Queste precisazioni possono sembrare irrilevanti ai fini della tutela[2] delle minoranze sessuali e delle donne (infatti ai reati di omolesbobitransfobia si sono voluti aggiungere, nel recente testo unico[3], quelli ispirati alla misoginia[4]); invece non lo sono, perché sancire per legge un diritto significa contestualmente stabilire un dovere per qualcun altro ed è per questo che i cosiddetti nuovi diritti, come la tutela dell’identità di genere, tendono a confliggere con i diritti naturali, riconosciuti come inviolabili dall’art. 2 della nostra Costituzione.
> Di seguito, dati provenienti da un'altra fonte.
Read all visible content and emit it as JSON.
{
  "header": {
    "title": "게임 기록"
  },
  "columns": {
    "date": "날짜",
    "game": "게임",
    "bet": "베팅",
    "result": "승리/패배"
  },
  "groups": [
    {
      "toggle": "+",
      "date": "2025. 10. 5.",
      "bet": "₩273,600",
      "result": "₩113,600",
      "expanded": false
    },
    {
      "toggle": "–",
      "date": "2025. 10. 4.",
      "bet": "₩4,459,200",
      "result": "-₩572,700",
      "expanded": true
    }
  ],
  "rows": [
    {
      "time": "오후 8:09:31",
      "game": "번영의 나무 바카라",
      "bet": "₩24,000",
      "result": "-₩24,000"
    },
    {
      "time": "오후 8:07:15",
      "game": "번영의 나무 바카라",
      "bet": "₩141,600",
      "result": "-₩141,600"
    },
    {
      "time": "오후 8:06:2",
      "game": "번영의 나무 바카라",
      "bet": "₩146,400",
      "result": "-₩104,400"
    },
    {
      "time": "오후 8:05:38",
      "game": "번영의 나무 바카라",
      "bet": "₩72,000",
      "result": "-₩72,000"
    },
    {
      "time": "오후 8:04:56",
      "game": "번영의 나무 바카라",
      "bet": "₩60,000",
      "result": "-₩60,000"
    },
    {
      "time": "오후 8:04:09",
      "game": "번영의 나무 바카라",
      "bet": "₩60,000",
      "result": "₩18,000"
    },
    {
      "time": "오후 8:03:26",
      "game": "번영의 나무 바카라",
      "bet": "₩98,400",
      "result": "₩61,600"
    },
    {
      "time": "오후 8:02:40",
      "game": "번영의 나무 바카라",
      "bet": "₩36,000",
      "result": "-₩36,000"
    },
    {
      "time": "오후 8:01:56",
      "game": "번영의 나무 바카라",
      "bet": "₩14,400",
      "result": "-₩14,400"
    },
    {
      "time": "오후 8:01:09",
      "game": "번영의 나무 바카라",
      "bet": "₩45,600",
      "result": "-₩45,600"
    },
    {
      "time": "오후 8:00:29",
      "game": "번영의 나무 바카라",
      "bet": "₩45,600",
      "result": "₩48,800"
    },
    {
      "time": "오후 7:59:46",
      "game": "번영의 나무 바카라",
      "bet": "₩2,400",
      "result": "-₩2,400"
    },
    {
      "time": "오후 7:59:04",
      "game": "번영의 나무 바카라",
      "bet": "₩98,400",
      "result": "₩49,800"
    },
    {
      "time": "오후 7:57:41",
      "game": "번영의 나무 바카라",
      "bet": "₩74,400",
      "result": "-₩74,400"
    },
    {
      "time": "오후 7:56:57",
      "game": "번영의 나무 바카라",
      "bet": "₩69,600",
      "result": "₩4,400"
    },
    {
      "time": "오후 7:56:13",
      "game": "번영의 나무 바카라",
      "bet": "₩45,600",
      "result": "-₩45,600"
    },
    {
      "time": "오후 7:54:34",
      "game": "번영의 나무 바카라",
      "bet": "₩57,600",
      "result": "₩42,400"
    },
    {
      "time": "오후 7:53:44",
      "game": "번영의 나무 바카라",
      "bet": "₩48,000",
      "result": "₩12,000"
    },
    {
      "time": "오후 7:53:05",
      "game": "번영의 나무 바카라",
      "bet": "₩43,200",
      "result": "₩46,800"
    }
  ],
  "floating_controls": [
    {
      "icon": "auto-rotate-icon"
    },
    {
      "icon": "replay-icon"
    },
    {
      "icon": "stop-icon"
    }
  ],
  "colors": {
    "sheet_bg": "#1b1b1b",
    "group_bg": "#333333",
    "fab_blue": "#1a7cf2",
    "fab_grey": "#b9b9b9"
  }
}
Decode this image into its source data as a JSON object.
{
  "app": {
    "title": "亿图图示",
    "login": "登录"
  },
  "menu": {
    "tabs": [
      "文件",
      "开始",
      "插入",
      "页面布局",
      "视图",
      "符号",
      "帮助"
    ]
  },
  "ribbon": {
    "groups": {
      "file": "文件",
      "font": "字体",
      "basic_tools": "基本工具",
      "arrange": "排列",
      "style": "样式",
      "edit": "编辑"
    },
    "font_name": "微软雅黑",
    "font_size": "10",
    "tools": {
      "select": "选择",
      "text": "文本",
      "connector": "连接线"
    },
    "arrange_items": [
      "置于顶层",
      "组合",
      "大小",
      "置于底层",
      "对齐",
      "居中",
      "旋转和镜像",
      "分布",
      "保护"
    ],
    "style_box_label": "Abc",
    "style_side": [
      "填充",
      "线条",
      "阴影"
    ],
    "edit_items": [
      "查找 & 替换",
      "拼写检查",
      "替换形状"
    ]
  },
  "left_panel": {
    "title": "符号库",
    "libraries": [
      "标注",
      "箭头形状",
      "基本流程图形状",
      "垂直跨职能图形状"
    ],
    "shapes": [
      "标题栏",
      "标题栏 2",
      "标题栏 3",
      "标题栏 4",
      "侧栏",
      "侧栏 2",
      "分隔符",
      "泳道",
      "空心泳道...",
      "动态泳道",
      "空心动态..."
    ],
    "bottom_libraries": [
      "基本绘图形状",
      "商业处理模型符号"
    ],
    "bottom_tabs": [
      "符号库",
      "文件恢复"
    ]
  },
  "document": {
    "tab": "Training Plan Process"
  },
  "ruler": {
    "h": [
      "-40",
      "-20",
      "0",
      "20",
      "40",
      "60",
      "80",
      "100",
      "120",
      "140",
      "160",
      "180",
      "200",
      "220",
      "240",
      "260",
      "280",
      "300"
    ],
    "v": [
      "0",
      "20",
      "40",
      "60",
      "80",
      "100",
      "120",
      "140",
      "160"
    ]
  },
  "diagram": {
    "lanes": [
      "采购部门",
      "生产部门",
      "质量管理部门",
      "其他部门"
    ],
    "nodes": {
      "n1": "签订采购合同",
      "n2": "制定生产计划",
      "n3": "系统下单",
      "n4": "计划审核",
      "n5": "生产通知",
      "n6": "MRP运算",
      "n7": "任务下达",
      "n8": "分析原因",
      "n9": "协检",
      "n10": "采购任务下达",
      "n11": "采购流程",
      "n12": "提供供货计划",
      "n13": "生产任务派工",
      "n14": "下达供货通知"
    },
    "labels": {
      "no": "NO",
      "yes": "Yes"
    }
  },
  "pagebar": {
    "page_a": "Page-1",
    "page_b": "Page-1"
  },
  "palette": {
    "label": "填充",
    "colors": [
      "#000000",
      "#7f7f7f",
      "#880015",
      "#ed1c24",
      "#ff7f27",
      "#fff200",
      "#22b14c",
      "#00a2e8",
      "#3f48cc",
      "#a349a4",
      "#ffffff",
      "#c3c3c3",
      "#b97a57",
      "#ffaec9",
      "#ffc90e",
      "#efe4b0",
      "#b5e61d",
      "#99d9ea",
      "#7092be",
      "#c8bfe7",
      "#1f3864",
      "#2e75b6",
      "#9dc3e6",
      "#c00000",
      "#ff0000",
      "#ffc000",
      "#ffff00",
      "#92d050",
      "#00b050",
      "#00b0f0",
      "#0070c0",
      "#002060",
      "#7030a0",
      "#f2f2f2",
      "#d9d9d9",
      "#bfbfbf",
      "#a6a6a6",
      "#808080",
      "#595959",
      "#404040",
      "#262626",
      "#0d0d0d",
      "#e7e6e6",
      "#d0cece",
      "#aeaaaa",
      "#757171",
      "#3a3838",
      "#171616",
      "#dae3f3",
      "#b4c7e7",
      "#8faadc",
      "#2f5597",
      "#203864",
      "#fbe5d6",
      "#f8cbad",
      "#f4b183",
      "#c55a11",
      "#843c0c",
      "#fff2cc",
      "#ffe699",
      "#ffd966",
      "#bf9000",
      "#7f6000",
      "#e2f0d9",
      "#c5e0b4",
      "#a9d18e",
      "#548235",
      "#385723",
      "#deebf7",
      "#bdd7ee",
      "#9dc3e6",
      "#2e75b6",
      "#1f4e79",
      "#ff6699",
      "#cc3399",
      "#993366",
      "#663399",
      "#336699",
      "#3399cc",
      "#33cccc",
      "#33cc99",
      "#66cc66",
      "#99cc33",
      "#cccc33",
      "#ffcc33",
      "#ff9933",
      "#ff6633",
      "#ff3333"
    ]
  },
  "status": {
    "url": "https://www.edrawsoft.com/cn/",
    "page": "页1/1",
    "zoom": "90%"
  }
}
Se il ‘ddl Zan’ diventerà legge dello stato, ridurrà infatti sensibilmente le libertà di opinione e di espressione, la libertà religiosa, la libertà educativa dei genitori e persino il diritto all’uguaglianza e alla pari dignità sociale tra uomo e donna (art. 3) che la proposta di legge afferma invece di voler tutelare. Proprio su quest’ultimo, contraddittorio, aspetto del testo in questione vorrei soffermarmi.

La tv nazionale norvegese ha trasmesso nel 2010 il “paradosso norvegese”, un documentario girato dal sociologo e attore Harald Eia (sopra nella foto), che ha mostrato attraverso un’inchiesta rigorosa l’infondatezza scientifica dell’ideologia gender, secondo la quale donne e uomini sarebbero diversi unicamente dal punto di vista fisico, essendo ogni altra differenza frutto di condizionamenti culturali eliminabili. Il filmato (che dura una mezz’oretta ed è reperibile online con i sottotitoli in italiano) ha suscitato un appassionato dibattito dal quale, nel 2011, è nata la decisione del Consiglio dei ministri dei governi nordici di sospendere i finanziamenti al Nordic Gender Institute. |
Come ha riconosciuto onestamente su Facebook Aurelio Mancuso, dirigente del Pd e già presidente di Arci Gay:
«L’utilizzo del termine identità di genere anziché transfobia apre oggettivamente un conflitto molto forte con il femminismo della differenza e di quello radicale. Conflitto che non si sarebbe proposto fino a pochi anni fa, ma che ora investe una dura discussione pubblica in tutto il mondo. Proprio nelle file dei partiti progressisti potrebbero esprimersi forti contrasti, tali da pregiudicare, soprattutto in Senato, l’approvazione della legge»[5]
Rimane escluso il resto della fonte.